In truth, it was a slam-dunk. Donna Speciale, steeped in industry tradition but absolutely fearless about innovation, dedicated to her team and able to attract world-class talent, fun to be around but the hardest-working person in the room, is the very model of an SMG executive.

Take the deal with The CW. Ms. Speciale and her team didn’t wait to see what the upfront would bring with the new netlet. They went after it.

When the merger of The WB and UPN that formed The CW was announced, MediaVest set up a meeting. Ms. Speciale, Ms. Zucker and Brian Terkelsen, executive VP and director of the shop’s branded entertainment unit, connective

tissue, met with The CW leaders. “We said, ‘Stop thinking like a traditional network. You’re brand-new and nothing is set in stone. Think differently,'” Ms. Speciale recounted. “We brainstormed and we said, ‘We have the clients that are willing to do this with you if you are willing to go out on a limb.'”

The content wraps — every one of the 90-second segments called “CWH,” a texting tag that stands for “C what’s hot, hip and happening” — have had 100 percent retention. As Spesh says, “That is huge now with what is going on with commercial ratings. The average drop-off is 10 percent.”

When asked what the next battleground will be, Ms. Speciale shows her wonk side. Not more breakthrough tech.

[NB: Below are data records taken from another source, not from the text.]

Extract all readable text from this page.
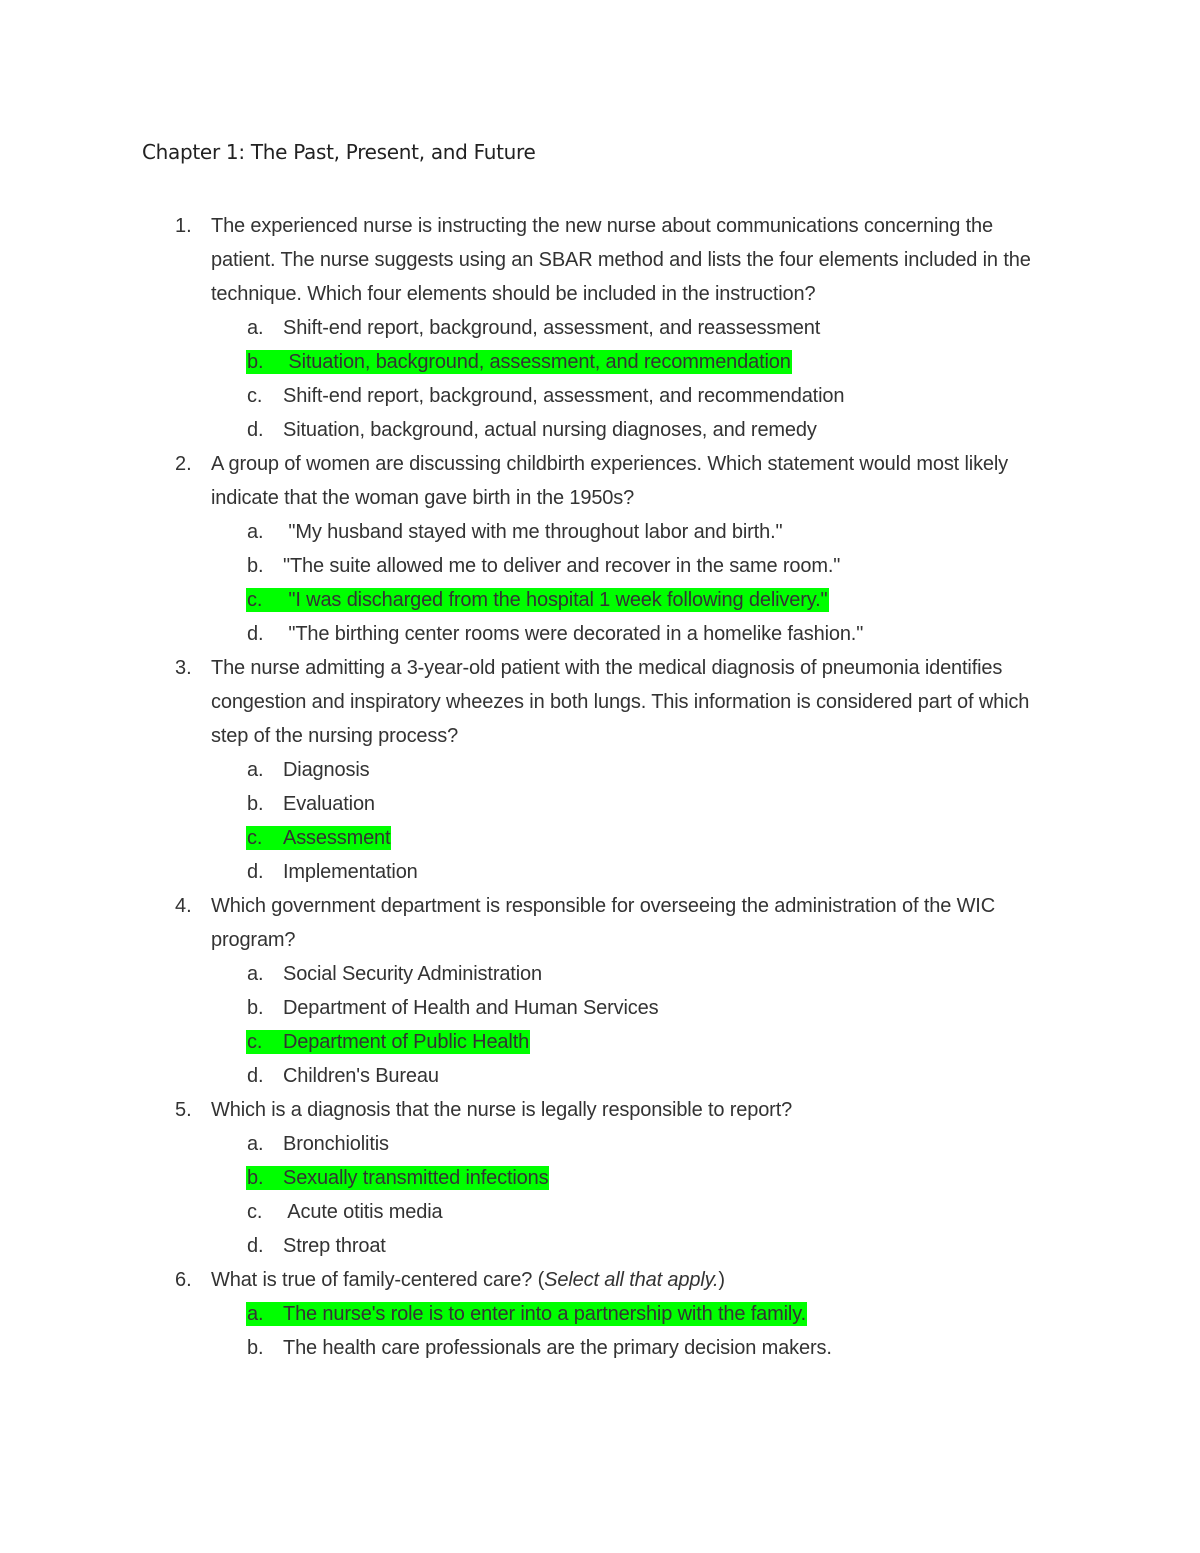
Chapter 1: The Past, Present, and Future
1. The experienced nurse is instructing the new nurse about communications concerning the patient. The nurse suggests using an SBAR method and lists the four elements included in the technique. Which four elements should be included in the instruction?

a. Shift-end report, background, assessment, and reassessment
b. Situation, background, assessment, and recommendation
c. Shift-end report, background, assessment, and recommendation
d. Situation, background, actual nursing diagnoses, and remedy
2. A group of women are discussing childbirth experiences. Which statement would most likely indicate that the woman gave birth in the 1950s?

a. "My husband stayed with me throughout labor and birth."
b. "The suite allowed me to deliver and recover in the same room."
c. "I was discharged from the hospital 1 week following delivery."
d. "The birthing center rooms were decorated in a homelike fashion."
3. The nurse admitting a 3-year-old patient with the medical diagnosis of pneumonia identifies congestion and inspiratory wheezes in both lungs. This information is considered part of which step of the nursing process?

a. Diagnosis
b. Evaluation
c. Assessment
d. Implementation
4. Which government department is responsible for overseeing the administration of the WIC program?

a. Social Security Administration
b. Department of Health and Human Services
c. Department of Public Health
d. Children's Bureau
5. Which is a diagnosis that the nurse is legally responsible to report?

a. Bronchiolitis
b. Sexually transmitted infections
c. Acute otitis media
d. Strep throat
6. What is true of family-centered care? (Select all that apply.)

a. The nurse's role is to enter into a partnership with the family.
b. The health care professionals are the primary decision makers.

Not a new channel. She doesn’t want to talk about bells and whistles.

She wants to talk about blocking and tackling.

“With the creativity we’re trying to do — creating content and changing messaging — the resources and brainpower is just massive,” she said. “We have to create buying fundamentals that are so efficient we can use our resources to be think tanks versus being data inputters. And vendors have the same problem.”

It’s just like music, according to Donna Spesh.

“The drummer keeps the beat for the entire song,” Ms. Speciale said. “If the drum is off beat, the whole thing falls apart.”

But it takes a team to make it work. “Music and media are both creative expressions that can’t be produced to their potential without people,” she said. “Yes, you have your tools. But both need talented human beings to give them emotion and life.”